DYEING THE CHILD / Ellen LaFleche

Last week
the river behind the mill ran silver,
a stream of liquid sterling.

Today the water flows dull
yellow.  The currents scud against the rocks,
a foamy scrim like turnips being boiled.

The sign says DANGER: NO SWIMMING
but Laura stands on the bank in a thrift-shop bikini.

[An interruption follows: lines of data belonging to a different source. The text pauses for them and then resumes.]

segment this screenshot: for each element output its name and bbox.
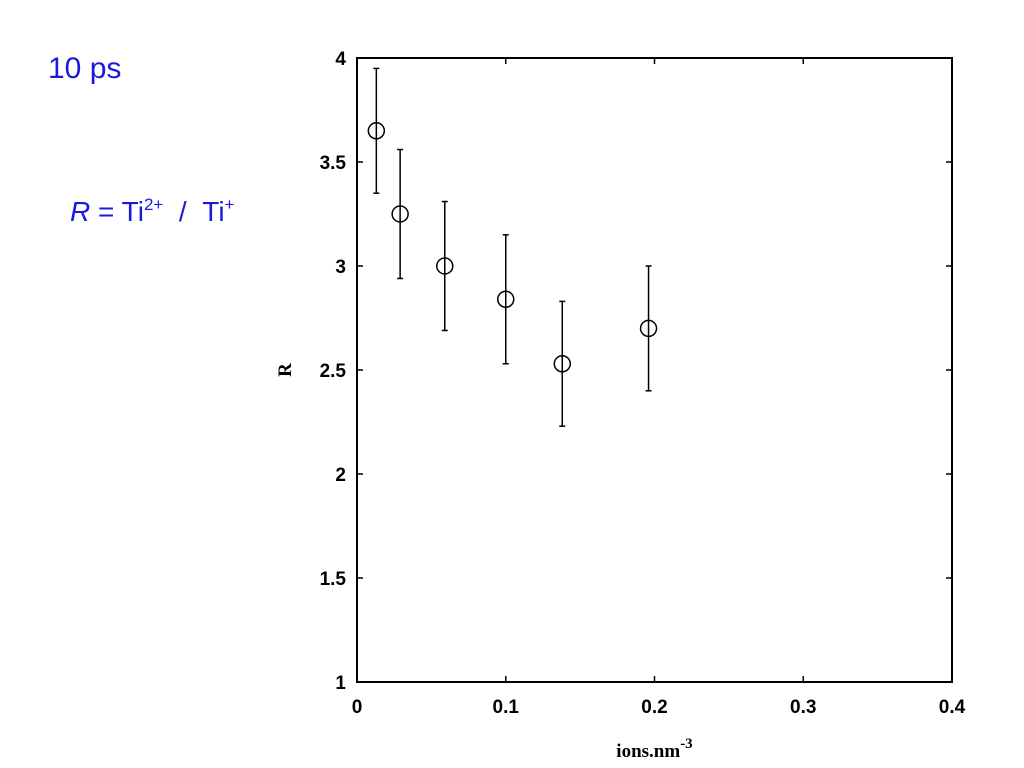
data-point [391,205,409,223]
numerator-charge: 2+ [143,195,164,214]
y-tick-label: 1 [335,673,346,694]
y-tick-label: 4 [335,49,346,70]
time-label: 10 ps [48,52,122,85]
denominator-ion: Ti [202,196,225,227]
plot-frame [356,57,953,683]
x-axis-title-exponent: -3 [680,736,693,752]
axis-tick-labels: 0 0.1 0.2 0.3 0.4 1 1.5 2 2.5 3 3.5 4 [320,49,966,718]
y-tick-label: 1.5 [320,569,347,590]
data-point [639,319,658,338]
x-tick-label: 0.3 [790,697,816,718]
data-marks [367,67,658,427]
y-tick-label: 2.5 [320,361,347,382]
x-axis-title: ions.nm-3 [616,736,692,762]
data-point [436,257,454,275]
x-tick-label: 0.2 [641,697,667,718]
ratio-formula: R = Ti2+ / Ti+ [70,196,234,228]
x-tick-label: 0.4 [939,697,966,718]
equals-sign: = [98,196,115,227]
x-axis-title-text: ions.nm [616,741,680,762]
x-tick-label: 0.1 [493,697,520,718]
y-tick-label: 3 [335,257,346,278]
x-tick-label: 0 [352,697,363,718]
numerator-ion: Ti [121,196,144,227]
data-point [497,290,515,309]
y-tick-label: 3.5 [320,153,347,174]
y-tick-label: 2 [335,465,346,486]
ratio-symbol: R [70,196,91,227]
fraction-slash: / [178,196,187,227]
axis-ticks [356,57,953,683]
y-axis-title: R [275,363,296,377]
data-point [367,122,386,140]
denominator-charge: + [224,195,235,214]
data-point [553,355,572,373]
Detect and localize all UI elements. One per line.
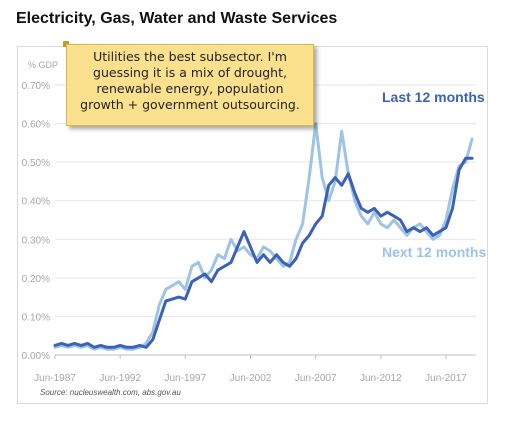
series-line-last-12-months	[53, 156, 474, 349]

Her lover doesn’t want the child
she is carrying.  Be reasonable, Laura. 
You know what you have to do.

Her belly is sleek:
only eight weeks gone.   Laura slips
into the tepid dye bath.

She opens her eyes underwater.
There is no life here
but her own.  Her hair undulates, slow
and witchy as pond weeds.

Laura swims through the jaundiced
bones of a willow tree.

When she climbs out,
fingers scrabbling against the bank,
her limbs glows gold in the sun.

Laura leaves footprints on the sidewalk,
a yellow-brick road toward home.

(Originally published in Naugatuck River Review. Used by permission of the poet.)

*

SELF-PORTRAIT AS SOMEONE ELSE / Jennifer Militello

She is the parlor that collects smoke’s lacing,
its breakfront filled with the cut-glass sound

of a key turning. She has the impatient strength
of fishermen, with things kept out

and other things kept in. She is allergic
to natural light. She keeps her choir disguised

as a set of criminals; she gathers angry bouquets
to bring when she calls. She carries sections

of smoldering rope for the African herdsmen
of her intimate dreams. She collects viceroy

when she should imagine rain. Her name is the train
that leaves tonight for an imagined destination.

(from Flinch of Song, ©2009 Jennifer Militello. Used by permission of Tupelo Press.)